Jonathan Safran Foer, Everything Is Illuminated

I did not find this novel as engaging and exhilarating as Extremely Loud and Incredibly Close--not as a whole, anyway, though it was impossible to resist the Ukrainian translator's brilliantly comic and touching narrative. I think it would help me to read some commentaries by other reviewers about the fable-like story that accompanies the fictionalized Jonathan's quest: I became impatient with its elaborate artifice and tired of trying to grasp what it was saying about the history of Jewish communities. I did discern (I think!) that it offers a kind of allegorical account of the way a community builds meaning around tradition, myth, and relationships; and I felt that perhaps the element of disbelief it evokes in readers (or in this reader, anyway) was related to the inability of the inhabitants of the fabulous village to understand the direction of their own history and, ultimately, the fate that awaits them. Here it seemed interestingly linked to other Holocaust stories (such as Night) that similarly rely on dramatic irony to generate tension and mourning in their readers: we know, or imagine, only too well what lies in the characters' futures. Here as in his second novel, Foer seems preoccupied with the proximity of love to grief and suffering. If there's a redemptive message in either book, I'd say it is that the pain becomes worthwhile (if you can say that) because it is a measure of love. Suffering seems in both books to be what makes love most tangible: if this perspective is essentially a tragic one, I suppose that is the consequence of setting these books around human catastrophes.

Zadie Smith, White Teeth

White Teeth

I thoroughly enjoyed reading this novel, which seemed as generous and humane as I expected from its reviews, and from the comments of other readers I had talked to about it. On the other hand, though I have heard the term 'Dickensian' applied to it--perhaps because of its length, and the diversity and eccentricity of its cast of characters--White Teeth struck me as more worthy of the 'loose baggy monster' epithet than such genuine Dickensian candidates as Bleak House or Little Dorrit.
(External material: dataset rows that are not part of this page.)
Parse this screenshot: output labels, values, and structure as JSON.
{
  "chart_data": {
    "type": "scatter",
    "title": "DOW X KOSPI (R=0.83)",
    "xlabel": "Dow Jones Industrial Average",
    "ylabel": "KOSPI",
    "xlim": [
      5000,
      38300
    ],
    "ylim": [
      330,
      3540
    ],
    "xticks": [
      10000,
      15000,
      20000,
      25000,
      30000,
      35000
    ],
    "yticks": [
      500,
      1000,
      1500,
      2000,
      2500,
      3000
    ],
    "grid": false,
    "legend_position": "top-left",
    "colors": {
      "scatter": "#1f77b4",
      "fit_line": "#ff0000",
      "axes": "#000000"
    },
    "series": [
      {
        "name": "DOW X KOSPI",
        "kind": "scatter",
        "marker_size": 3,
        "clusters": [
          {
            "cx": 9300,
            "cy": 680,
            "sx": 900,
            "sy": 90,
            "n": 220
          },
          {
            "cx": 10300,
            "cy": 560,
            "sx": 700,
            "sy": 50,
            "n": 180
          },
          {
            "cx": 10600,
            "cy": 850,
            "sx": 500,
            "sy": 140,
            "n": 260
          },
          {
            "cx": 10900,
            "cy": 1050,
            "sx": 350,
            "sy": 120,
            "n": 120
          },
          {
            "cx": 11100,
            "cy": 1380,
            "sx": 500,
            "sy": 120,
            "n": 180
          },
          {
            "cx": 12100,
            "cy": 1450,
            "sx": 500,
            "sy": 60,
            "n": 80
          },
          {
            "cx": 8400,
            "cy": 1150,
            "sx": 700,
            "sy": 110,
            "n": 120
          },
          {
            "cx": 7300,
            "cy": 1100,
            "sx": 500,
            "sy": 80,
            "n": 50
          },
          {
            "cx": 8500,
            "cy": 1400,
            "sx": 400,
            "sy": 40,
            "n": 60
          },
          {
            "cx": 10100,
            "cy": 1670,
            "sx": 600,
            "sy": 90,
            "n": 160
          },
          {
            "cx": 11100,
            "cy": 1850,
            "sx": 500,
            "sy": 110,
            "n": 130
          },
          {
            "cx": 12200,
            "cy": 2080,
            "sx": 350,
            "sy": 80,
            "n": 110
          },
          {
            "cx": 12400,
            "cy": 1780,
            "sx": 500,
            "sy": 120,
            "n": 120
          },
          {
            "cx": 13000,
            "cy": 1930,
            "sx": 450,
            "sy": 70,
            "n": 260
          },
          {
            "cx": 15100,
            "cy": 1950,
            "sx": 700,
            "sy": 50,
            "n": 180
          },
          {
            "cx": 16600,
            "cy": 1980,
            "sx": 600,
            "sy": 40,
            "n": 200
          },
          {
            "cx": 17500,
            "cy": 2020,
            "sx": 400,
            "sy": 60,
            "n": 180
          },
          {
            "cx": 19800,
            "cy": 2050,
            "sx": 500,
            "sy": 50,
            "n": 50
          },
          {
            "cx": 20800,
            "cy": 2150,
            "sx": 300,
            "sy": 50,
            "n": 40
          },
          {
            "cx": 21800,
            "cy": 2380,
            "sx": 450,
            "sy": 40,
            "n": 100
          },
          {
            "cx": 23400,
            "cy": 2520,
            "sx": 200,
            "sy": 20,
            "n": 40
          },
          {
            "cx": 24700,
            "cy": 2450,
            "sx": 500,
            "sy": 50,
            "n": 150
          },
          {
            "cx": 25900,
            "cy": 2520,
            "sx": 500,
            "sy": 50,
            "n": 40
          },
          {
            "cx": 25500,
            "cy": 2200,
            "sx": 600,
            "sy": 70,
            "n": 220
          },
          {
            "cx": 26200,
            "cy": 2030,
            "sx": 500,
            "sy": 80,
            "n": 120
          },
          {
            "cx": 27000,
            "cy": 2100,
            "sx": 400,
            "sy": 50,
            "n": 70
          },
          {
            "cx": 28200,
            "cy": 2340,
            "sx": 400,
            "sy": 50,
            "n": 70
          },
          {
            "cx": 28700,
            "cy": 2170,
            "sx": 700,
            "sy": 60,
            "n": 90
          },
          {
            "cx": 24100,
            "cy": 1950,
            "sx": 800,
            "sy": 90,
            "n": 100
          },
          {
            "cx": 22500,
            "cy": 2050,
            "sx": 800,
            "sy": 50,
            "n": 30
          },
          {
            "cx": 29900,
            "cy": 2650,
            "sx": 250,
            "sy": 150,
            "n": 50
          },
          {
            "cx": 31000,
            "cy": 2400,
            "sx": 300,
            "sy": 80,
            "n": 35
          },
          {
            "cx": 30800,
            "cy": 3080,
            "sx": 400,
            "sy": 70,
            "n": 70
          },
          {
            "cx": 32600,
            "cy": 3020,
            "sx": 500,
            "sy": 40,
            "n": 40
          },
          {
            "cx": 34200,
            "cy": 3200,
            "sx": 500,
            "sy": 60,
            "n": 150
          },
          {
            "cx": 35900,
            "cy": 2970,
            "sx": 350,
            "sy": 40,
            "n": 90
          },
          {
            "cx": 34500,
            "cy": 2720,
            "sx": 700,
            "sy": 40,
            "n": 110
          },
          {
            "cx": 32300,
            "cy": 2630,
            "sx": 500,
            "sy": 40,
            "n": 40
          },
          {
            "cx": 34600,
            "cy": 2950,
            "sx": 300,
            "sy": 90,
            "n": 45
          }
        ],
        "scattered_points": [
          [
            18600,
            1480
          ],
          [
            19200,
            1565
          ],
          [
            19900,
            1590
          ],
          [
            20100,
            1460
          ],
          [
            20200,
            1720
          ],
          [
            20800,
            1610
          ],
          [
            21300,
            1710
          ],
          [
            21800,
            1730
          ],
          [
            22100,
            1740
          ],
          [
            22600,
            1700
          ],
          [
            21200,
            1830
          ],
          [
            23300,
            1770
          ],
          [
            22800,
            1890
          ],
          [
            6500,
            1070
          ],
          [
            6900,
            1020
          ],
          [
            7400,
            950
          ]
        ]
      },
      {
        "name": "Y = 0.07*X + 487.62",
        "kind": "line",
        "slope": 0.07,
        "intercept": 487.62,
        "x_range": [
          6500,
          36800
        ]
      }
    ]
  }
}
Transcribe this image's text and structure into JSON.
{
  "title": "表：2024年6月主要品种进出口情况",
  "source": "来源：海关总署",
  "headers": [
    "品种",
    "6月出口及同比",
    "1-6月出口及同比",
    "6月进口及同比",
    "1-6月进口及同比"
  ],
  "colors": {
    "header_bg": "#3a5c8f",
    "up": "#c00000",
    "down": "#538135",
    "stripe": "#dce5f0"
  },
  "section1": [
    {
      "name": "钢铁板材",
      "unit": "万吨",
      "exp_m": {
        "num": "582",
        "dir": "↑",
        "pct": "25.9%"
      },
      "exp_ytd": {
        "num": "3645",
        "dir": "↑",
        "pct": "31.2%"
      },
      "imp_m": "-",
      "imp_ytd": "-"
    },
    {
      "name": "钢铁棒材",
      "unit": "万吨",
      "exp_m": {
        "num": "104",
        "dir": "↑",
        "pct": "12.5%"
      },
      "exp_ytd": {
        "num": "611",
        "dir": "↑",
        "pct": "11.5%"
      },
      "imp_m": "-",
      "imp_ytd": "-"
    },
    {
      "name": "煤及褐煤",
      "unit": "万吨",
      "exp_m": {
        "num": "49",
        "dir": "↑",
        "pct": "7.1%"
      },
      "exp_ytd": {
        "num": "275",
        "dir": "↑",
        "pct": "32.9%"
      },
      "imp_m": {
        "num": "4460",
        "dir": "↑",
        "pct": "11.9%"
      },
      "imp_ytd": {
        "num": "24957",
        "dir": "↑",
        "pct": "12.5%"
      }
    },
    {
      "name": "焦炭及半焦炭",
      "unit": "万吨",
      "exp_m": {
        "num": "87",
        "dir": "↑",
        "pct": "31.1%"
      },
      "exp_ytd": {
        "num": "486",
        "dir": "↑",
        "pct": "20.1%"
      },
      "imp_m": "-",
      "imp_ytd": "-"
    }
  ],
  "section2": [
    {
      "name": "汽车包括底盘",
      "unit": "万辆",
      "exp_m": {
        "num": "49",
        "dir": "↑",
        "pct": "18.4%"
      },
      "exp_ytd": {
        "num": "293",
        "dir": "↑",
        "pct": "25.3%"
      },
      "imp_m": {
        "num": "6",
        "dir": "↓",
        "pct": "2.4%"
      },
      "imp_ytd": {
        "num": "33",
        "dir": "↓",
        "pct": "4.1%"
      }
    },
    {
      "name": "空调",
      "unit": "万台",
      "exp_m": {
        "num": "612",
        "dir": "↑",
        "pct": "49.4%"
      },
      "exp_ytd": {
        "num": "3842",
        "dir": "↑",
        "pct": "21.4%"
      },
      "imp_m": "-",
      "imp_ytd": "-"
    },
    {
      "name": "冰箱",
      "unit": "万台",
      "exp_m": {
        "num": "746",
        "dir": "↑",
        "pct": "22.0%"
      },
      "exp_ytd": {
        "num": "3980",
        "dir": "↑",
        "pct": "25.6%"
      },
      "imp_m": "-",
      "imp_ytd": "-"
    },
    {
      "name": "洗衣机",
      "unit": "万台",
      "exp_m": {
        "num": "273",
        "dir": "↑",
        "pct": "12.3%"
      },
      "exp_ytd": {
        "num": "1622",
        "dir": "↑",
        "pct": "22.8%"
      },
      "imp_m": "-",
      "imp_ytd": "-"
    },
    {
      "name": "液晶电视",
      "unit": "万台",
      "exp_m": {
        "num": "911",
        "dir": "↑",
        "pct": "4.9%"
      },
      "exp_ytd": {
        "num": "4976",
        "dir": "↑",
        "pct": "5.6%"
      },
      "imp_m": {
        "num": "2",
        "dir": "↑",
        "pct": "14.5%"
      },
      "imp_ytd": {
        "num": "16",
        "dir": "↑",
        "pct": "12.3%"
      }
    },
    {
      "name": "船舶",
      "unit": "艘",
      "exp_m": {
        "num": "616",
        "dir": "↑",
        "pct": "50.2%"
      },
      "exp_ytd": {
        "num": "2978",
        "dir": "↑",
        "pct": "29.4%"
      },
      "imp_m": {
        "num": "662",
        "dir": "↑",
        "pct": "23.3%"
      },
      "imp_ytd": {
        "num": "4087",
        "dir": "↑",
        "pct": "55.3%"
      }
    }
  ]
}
Where was the unifying pattern, whether of plot, imagery, or idea? Compare the climactic (?) shooting incident near the end of White Teeth with Krook's spontaneous combustion in Bleak House, for example. While the former was high in drama and yet somehow comic, and while it brought elements of the story around to a kind of neat circularity, the latter (despite being entirely outrageous in realist terms, despite Dickens's famous defense of it) is much more richly emblematic of the social and moral crises of its novel. Though I would not have expected to say quite this about Dickens, his is by far the more compelling moment aesthetically as well as intellectually.